The traditional short-term incentive plan may be destined for the dustbin if an alternative adopted by a handful of companies is successful enough to win more adherents.
The conventional plan limits cash bonuses and links them to annual budgets, with the aim of meeting quarterly objectives. But while it may not fail at that, critics suggest that this type of arrangement also encourages employees to manipulate budgets in ways that hurt long-term performance. In that sense, say some consultants, the idea that bonuses linked to budgets are the best form of short-term incentive pay is actually a myth.
However, such companies as SPX Corp. and Briggs & Stratton Corp. have uncapped bonuses and decoupled them from short-term budget goals, instead linking payouts to stock performance.

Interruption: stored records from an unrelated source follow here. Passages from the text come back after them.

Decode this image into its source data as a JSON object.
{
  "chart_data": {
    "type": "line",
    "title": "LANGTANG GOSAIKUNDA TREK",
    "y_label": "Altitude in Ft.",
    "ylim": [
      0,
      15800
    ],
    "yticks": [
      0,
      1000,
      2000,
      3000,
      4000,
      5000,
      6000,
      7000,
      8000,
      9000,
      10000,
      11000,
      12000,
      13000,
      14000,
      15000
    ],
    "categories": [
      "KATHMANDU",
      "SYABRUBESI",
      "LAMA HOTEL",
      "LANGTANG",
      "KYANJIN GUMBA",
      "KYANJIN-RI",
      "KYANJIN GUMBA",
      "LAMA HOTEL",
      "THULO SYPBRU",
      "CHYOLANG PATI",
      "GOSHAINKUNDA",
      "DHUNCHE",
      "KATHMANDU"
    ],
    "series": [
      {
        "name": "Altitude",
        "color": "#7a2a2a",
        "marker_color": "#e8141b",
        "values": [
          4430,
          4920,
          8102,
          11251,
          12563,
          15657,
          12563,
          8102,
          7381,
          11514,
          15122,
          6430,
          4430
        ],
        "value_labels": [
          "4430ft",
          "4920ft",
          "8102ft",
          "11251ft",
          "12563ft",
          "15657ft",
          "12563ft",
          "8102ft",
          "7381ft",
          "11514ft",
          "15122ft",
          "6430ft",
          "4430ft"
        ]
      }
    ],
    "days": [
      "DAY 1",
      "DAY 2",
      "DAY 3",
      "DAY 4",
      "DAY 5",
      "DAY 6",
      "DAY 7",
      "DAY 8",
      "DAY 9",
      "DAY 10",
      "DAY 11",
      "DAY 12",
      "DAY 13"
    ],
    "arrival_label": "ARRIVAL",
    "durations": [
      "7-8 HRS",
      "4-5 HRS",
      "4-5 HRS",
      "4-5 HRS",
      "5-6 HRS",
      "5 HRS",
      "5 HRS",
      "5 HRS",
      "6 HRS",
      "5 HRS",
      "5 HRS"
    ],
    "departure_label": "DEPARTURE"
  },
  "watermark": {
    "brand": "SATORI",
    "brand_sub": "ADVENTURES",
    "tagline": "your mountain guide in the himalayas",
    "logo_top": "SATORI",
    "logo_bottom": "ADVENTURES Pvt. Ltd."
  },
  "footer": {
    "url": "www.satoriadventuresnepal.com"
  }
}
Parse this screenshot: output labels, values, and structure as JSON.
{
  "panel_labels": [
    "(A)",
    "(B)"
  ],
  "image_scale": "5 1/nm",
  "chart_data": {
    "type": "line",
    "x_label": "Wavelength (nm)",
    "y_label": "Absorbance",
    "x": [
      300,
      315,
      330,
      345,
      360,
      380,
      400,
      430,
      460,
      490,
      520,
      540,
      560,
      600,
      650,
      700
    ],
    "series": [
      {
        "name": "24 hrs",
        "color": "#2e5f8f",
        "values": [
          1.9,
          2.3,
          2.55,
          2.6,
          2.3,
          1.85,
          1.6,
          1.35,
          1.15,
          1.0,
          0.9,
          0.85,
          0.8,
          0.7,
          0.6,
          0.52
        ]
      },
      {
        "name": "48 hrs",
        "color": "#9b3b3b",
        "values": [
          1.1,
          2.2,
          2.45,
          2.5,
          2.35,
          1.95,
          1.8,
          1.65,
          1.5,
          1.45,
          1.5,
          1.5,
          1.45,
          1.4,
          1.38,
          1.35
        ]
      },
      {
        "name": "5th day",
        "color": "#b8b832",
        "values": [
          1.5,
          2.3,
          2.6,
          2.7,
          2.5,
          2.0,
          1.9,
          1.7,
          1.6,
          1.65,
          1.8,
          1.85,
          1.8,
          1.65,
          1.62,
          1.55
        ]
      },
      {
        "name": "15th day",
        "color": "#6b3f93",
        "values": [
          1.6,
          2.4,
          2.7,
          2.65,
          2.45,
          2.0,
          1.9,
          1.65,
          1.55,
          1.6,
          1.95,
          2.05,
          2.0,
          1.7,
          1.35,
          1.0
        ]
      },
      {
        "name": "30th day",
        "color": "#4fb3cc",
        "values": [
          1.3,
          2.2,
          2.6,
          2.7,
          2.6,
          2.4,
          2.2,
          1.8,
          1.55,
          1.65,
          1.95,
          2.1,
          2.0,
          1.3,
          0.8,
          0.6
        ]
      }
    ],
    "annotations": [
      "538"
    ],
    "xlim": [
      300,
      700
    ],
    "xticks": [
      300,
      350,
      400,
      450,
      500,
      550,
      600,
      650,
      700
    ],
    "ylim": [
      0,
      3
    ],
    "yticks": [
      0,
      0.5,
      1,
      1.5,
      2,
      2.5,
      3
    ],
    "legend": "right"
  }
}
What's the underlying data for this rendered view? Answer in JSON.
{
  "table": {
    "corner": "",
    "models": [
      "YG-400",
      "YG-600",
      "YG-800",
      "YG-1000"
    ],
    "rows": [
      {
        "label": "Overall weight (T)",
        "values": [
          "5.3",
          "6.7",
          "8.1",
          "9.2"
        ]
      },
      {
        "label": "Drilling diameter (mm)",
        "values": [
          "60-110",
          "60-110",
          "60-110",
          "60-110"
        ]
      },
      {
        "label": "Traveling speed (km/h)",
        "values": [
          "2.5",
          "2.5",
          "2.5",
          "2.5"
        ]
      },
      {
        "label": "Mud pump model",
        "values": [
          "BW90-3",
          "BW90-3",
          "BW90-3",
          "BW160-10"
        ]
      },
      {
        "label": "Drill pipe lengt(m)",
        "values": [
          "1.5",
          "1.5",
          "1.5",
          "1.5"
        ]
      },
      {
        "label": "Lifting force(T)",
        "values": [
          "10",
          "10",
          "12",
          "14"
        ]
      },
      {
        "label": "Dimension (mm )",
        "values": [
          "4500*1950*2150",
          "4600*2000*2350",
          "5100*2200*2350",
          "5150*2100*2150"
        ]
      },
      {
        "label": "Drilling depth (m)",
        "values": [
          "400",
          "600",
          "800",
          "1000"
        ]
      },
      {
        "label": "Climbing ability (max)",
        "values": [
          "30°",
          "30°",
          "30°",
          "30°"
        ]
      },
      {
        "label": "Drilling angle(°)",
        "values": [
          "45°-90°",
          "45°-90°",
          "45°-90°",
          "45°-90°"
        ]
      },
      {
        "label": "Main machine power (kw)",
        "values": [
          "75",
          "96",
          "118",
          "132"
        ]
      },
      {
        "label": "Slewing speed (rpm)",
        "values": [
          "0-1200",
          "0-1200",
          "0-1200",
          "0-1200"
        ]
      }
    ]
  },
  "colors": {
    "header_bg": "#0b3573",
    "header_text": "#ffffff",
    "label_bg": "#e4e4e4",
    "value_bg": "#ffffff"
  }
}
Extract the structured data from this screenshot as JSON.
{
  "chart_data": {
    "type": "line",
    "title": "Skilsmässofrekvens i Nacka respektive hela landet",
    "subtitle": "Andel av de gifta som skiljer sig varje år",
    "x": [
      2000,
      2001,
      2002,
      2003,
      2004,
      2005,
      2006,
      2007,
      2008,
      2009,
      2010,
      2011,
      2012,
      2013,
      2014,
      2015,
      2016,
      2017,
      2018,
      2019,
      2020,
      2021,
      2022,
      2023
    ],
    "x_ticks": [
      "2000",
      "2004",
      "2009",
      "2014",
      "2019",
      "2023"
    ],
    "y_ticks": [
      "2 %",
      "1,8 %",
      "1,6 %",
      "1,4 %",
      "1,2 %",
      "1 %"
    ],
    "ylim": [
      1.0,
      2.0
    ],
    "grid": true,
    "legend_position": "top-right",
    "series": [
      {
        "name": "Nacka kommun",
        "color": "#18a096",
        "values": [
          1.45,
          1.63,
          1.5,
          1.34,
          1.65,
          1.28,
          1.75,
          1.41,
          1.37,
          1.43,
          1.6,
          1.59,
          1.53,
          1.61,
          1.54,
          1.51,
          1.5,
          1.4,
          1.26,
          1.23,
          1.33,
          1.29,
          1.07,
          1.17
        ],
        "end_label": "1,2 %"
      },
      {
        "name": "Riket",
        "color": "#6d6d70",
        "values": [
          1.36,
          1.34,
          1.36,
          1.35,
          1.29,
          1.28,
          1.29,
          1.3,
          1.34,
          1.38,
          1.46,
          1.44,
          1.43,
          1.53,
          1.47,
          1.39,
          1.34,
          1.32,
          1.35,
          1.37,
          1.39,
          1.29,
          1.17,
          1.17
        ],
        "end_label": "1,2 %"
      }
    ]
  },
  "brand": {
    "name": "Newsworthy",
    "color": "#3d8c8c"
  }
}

And that, asserts G. Bennett Stewart, a senior partner at the consulting firm Stern Stewart & Co., should discourage employees from gaming the system by, for instance, cutting funds for research and development to hit short-term earnings targets.
SPX, for one, swears by its plan. Chuck Bowman, director of corporate finance at the Muskegon, Mich.-based auto-parts maker, says the company hasn’t seen any “sandbagging and negotiating of budgets” since it implemented the plan five years ago. Before that time, he says, bonus games at the company were the rule.
But the jury is still out on its ultimate success. SPX’s shares have gained an average of 29.3 percent a year since 1996, compared with only 20.6 percent for the Standard & Poor’s midcap index. In contrast, the companies that make up the S&P electronics and components index returned an average of 34.1 percent during the same period.